Dans le comté de Kisumu, des crues soudaines ont submergé des villages entiers, détruisant environ 1 200 hectares de terres agricoles et emportant les récoltes. Plus de 3 000 familles ont été contraintes de quitter leur domicile dans la communauté de Nyakach. « Depuis quelques jours, les eaux déchaînées de la rivière Sondu Miriu ont débordé de leurs berges, contraignant plus de trois mille familles à se déplacer. Nous avons perdu de vastes superficies agricoles et de nombreuses cultures, notamment le maïs, les haricots, le millet, les légumes, les pastèques et les bananes », a déclaré Seth Oluoch Agwanda, chef du village de Nyakach.
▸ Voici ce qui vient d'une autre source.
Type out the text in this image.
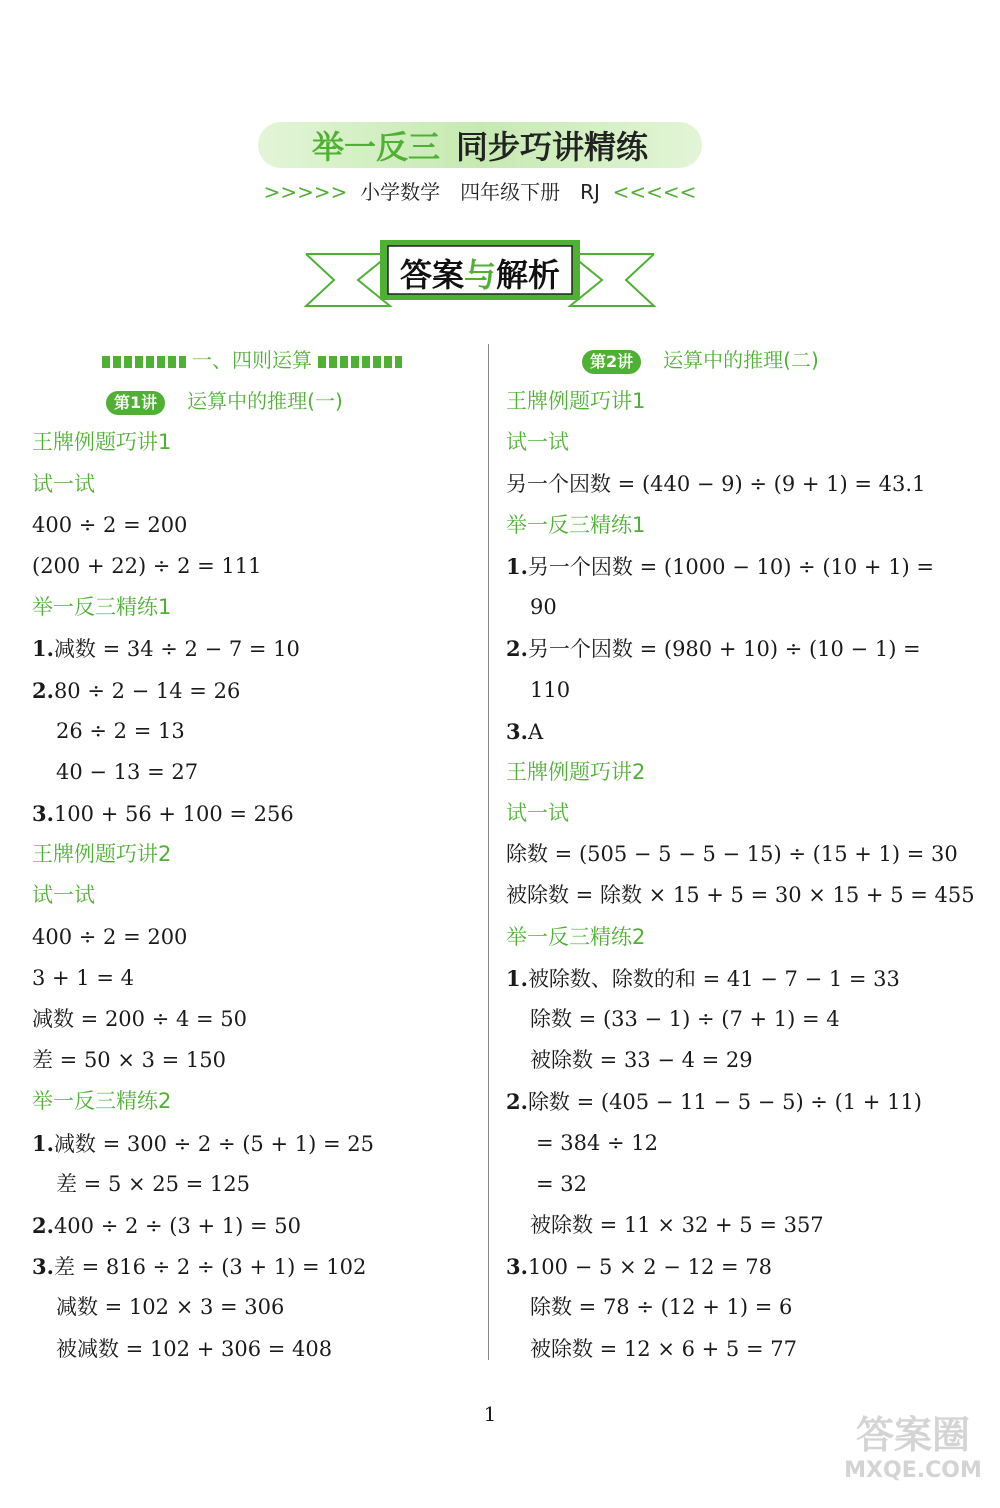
举一反三 同步巧讲精练
>>>>> 小学数学　四年级下册　RJ <<<<<
答案与解析
一、四则运算
第1讲 运算中的推理(一)
王牌例题巧讲1
试一试
400 ÷ 2 = 200
(200 + 22) ÷ 2 = 111
举一反三精练1
1.减数 = 34 ÷ 2 − 7 = 10
2.80 ÷ 2 − 14 = 26
26 ÷ 2 = 13
40 − 13 = 27
3.100 + 56 + 100 = 256
王牌例题巧讲2
试一试
400 ÷ 2 = 200
3 + 1 = 4
减数 = 200 ÷ 4 = 50
差 = 50 × 3 = 150
举一反三精练2
1.减数 = 300 ÷ 2 ÷ (5 + 1) = 25
差 = 5 × 25 = 125
2.400 ÷ 2 ÷ (3 + 1) = 50
3.差 = 816 ÷ 2 ÷ (3 + 1) = 102
减数 = 102 × 3 = 306
被减数 = 102 + 306 = 408
第2讲 运算中的推理(二)
王牌例题巧讲1
试一试
另一个因数 = (440 − 9) ÷ (9 + 1) = 43.1
举一反三精练1
1.另一个因数 = (1000 − 10) ÷ (10 + 1) =
90
2.另一个因数 = (980 + 10) ÷ (10 − 1) =
110
3.A
王牌例题巧讲2
试一试
除数 = (505 − 5 − 5 − 15) ÷ (15 + 1) = 30
被除数 = 除数 × 15 + 5 = 30 × 15 + 5 = 455
举一反三精练2
1.被除数、除数的和 = 41 − 7 − 1 = 33
除数 = (33 − 1) ÷ (7 + 1) = 4
被除数 = 33 − 4 = 29
2.除数 = (405 − 11 − 5 − 5) ÷ (1 + 11)
= 384 ÷ 12
= 32
被除数 = 11 × 32 + 5 = 357
3.100 − 5 × 2 − 12 = 78
除数 = 78 ÷ (12 + 1) = 6
被除数 = 12 × 6 + 5 = 77
1	答案圈
MXQE.COM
Les populations sinistrées ont été transférées vers plus de huit centres d’évacuation.
Les scientifiques mettent en cause le changement climatique d’origine humaine, qui augmente la fréquence et l’intensité des phénomènes météorologiques extrêmes. L’Afrique de l’Est, en particulier, a connu des pluies et des sécheresses plus intenses au cours des deux dernières décennies.
La situation reste critique alors que les pluies continuent de s’abattre sur une grande partie du pays, menaçant d’aggraver encore les pertes humaines et matérielles.